I support the Russian-language team. My work consists mostly of translating, processing inquiries, and researching persecution histories in documents in the ITS digital archive. I write letters and sometimes talk on the phone when a Russian speaker is needed. Our job is to research the fates of victims of Nazi persecution and give the people behind the documents “a face.” This work is very important for keeping the memory of the persecution and murder victims alive.

With a staff of more than 250, the ITS is a big institution. Have you had a chance to acquaint yourself with some of its other activities?

I work in the research and education department twice a week. There, for example, I was involved in a project for school pupils on the history of the concentration camps and Nazi forced labor. I also helped organize a workshop. The purpose was to prepare for visits Nazi concentration camp memorials on the basis of local historical sources from the ITS holdings. Another of the team’s activities is to carry out research for the future permanent exhibition on the ITS. I’ve also gotten to know the archive department, where I summarized the contents of Russian documents.

Do you feel at ease at the ITS?

I was very warmly received by the people here and felt like I was in a kind of family-like atmosphere from the start. I was invited to various events after work. That gave me an opportunity to get to know new people, so there was never any occasion for me to feel lonely. I’m very grateful to my colleagues for that. It’s an advantage to be in a small city. I think it’s easier to get to know people here. But anyway, I’m not the type of person who goes out a lot.

Don’t you find it depressing to be involved with the personal and often very horrible fates of victims of Nazi persecution, day in and day out?

When I first read inquiries from people asking for help finding documents, I was deeply moved. I wanted to find the information and send it to the families immediately. But the chance of finding helpful information is not always very great. There are also days when I write only negative answers. That makes me very sad. I’m happy when there’s information in the archives. The results are sometimes very brutal and I hardly know how I can communicate such horrible information to the relatives. But it’s important to know the truth. 

I remember one inquiry that said that the person in question had emigrated and therefore been given a chance to survive. But research in the archive showed that the person had been executed. I was really shocked.

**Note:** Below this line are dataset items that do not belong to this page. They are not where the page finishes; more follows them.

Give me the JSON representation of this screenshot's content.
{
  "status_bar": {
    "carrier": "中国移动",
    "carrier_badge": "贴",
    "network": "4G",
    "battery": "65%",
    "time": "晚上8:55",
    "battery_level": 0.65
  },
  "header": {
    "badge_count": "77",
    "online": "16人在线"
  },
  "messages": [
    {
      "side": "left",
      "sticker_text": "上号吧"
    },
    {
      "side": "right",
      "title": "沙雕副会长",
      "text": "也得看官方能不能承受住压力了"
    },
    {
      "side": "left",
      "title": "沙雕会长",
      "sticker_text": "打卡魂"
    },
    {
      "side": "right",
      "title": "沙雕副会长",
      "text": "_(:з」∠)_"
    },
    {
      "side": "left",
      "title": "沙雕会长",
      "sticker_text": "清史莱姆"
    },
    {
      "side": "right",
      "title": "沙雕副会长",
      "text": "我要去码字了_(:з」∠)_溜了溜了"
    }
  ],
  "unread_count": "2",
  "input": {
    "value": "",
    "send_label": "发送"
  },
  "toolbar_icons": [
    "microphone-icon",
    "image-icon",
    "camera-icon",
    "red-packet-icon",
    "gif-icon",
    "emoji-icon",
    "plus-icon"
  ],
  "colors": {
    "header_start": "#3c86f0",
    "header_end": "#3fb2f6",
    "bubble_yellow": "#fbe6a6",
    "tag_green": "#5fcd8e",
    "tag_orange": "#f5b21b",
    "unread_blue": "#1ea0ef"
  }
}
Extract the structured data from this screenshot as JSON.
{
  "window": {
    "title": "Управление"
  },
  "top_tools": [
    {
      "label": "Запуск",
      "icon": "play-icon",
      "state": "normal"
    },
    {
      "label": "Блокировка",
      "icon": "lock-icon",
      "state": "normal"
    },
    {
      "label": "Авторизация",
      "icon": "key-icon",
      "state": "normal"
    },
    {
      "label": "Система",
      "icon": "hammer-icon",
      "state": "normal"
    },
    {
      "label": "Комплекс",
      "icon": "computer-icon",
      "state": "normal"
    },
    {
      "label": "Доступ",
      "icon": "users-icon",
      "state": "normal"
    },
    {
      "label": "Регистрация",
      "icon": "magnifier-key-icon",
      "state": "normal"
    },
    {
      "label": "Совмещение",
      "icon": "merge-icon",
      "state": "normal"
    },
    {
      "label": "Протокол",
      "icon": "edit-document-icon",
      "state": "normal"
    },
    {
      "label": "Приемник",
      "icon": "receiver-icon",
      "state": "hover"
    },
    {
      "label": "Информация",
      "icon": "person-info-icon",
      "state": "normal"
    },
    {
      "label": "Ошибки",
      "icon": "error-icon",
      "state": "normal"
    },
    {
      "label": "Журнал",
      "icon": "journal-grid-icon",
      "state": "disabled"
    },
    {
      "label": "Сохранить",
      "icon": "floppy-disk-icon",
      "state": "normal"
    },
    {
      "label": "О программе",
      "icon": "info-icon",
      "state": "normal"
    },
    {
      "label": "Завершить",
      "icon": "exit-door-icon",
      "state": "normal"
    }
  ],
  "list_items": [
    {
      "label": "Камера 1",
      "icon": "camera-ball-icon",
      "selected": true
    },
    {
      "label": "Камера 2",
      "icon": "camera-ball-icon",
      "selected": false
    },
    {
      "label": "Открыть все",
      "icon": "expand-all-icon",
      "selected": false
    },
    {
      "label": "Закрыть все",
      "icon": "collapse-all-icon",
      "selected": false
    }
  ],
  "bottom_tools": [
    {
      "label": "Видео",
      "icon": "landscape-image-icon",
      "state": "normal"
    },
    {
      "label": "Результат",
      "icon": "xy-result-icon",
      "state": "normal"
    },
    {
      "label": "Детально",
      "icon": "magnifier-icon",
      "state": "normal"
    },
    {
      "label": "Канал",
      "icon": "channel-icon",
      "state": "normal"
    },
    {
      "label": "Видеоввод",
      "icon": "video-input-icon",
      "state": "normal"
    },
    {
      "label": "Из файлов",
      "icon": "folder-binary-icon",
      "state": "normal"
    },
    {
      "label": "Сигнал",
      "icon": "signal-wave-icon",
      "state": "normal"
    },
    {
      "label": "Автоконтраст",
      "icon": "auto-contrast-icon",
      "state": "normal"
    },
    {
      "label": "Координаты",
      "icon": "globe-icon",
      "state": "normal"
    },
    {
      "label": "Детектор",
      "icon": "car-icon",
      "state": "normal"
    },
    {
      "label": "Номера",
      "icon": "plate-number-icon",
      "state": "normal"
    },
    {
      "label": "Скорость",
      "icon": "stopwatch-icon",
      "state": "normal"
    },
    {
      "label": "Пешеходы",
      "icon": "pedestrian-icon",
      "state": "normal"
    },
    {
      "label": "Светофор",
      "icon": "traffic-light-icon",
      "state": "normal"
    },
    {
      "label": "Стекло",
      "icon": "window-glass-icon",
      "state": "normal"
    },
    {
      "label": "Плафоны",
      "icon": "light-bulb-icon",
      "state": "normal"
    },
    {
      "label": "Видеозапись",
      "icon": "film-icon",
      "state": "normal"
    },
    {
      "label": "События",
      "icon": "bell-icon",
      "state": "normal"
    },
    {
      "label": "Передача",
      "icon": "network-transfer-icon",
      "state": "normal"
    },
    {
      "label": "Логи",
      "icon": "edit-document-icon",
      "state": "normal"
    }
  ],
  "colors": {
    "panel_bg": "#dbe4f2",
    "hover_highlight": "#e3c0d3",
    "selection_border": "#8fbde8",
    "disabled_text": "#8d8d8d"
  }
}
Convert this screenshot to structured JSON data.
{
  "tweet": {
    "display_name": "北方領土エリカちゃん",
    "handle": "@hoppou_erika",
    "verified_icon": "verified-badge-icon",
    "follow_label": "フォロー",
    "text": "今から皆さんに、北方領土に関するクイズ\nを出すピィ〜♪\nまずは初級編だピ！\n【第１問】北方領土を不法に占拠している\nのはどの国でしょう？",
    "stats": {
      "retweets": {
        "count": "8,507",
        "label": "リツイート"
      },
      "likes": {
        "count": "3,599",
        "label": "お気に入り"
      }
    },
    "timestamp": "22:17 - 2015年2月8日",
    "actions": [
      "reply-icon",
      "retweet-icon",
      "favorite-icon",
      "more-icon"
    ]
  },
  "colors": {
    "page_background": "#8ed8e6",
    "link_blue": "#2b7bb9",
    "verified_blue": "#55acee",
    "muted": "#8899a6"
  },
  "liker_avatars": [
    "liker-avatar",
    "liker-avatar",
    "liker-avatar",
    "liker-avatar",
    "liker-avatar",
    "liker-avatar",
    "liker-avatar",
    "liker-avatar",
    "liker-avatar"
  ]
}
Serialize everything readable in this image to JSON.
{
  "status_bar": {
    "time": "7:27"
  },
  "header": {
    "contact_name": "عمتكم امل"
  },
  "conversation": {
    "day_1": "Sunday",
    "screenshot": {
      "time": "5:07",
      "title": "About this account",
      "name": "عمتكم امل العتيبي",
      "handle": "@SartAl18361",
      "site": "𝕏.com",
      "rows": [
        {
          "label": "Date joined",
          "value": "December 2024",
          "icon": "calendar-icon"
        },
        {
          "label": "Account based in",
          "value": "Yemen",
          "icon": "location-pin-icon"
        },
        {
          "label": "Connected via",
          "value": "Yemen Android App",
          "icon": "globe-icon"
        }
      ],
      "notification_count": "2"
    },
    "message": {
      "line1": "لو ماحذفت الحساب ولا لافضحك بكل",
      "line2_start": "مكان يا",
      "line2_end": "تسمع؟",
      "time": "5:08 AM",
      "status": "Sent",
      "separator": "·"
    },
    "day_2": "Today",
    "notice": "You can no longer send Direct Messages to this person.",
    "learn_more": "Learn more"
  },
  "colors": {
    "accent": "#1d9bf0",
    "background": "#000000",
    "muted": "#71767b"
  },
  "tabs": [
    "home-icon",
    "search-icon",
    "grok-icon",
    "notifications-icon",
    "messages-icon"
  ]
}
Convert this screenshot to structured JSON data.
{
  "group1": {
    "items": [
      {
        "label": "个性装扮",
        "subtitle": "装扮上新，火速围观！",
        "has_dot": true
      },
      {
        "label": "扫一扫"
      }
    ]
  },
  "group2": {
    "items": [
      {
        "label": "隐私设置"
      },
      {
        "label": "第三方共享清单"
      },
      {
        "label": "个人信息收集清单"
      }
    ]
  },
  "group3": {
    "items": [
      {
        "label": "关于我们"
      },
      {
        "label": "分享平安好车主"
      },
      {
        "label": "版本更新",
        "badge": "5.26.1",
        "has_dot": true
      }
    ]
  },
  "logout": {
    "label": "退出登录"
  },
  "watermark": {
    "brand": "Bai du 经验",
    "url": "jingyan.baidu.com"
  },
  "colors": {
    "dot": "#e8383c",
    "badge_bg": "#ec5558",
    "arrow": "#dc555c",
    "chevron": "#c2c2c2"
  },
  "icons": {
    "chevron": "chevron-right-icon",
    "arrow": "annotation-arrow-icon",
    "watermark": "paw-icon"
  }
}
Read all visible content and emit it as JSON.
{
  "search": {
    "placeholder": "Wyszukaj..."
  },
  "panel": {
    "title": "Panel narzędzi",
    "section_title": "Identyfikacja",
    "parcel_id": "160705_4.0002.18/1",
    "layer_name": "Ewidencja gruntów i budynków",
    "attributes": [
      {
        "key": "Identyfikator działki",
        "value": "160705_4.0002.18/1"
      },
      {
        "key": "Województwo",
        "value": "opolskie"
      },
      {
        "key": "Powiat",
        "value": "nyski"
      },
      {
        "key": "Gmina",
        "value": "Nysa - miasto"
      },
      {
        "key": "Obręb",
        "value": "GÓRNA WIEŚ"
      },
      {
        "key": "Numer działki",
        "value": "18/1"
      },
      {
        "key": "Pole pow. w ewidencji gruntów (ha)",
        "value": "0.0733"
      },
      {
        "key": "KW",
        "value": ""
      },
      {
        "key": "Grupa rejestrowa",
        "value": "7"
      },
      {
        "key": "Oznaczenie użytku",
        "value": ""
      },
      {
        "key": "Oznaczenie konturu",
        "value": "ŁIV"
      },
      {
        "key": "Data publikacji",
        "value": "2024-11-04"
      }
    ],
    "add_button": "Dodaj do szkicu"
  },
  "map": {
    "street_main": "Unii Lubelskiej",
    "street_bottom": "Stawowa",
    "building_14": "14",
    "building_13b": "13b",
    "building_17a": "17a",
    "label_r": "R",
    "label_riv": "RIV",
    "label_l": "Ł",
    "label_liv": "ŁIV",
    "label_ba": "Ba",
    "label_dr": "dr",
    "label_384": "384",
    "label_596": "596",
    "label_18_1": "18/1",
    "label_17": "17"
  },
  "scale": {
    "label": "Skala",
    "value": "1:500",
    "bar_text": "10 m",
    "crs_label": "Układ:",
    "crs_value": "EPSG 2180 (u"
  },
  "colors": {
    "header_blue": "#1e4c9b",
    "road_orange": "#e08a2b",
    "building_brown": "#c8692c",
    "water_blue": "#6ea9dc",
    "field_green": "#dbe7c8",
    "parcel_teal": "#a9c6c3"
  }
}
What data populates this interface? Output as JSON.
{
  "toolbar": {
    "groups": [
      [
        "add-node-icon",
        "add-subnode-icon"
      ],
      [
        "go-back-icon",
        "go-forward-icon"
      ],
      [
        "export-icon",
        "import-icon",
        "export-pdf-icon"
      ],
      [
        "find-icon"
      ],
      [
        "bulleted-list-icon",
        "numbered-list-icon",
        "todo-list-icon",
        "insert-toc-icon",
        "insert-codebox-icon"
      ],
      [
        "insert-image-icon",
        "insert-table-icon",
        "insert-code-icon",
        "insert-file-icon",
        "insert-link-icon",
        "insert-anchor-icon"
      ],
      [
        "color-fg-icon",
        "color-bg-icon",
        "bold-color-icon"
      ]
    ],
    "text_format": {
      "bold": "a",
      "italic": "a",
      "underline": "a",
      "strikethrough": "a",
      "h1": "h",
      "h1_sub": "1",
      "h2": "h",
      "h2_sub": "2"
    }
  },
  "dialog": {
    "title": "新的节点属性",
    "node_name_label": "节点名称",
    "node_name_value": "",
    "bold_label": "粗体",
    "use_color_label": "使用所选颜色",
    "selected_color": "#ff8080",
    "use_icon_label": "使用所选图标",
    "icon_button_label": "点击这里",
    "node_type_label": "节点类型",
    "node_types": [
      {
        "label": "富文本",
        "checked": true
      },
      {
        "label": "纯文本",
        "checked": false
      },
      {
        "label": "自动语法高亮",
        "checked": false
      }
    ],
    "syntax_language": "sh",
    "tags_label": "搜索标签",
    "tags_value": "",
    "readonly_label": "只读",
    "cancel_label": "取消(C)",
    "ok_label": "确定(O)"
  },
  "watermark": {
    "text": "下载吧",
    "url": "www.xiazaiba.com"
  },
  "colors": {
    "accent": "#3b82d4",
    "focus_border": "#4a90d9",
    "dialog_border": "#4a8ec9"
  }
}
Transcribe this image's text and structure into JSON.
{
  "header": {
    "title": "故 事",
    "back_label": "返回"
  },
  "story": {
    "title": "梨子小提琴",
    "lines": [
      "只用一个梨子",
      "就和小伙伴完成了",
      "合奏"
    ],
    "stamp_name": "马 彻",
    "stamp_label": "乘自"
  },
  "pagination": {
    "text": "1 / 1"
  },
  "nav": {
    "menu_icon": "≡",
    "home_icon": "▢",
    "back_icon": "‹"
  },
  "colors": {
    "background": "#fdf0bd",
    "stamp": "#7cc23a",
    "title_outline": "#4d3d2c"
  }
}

I’ll never forget something one of my colleagues said: “For us, the war isn’t over until we’ve processed the last inquiry and every inquirer has received an answer.” The members of the ITS staff do everything they can to fulfil this task so that the victims of National Socialism don’t sink into oblivion. I’m very proud to be part of this team.

What would you like to do after your volunteer service?

I’d like to study social work in Germany, possibly in Cologne. I’m interested in working with refugees. My time at the ITS really helped me improve my German. Before that, I never would have felt confident enough to study in German.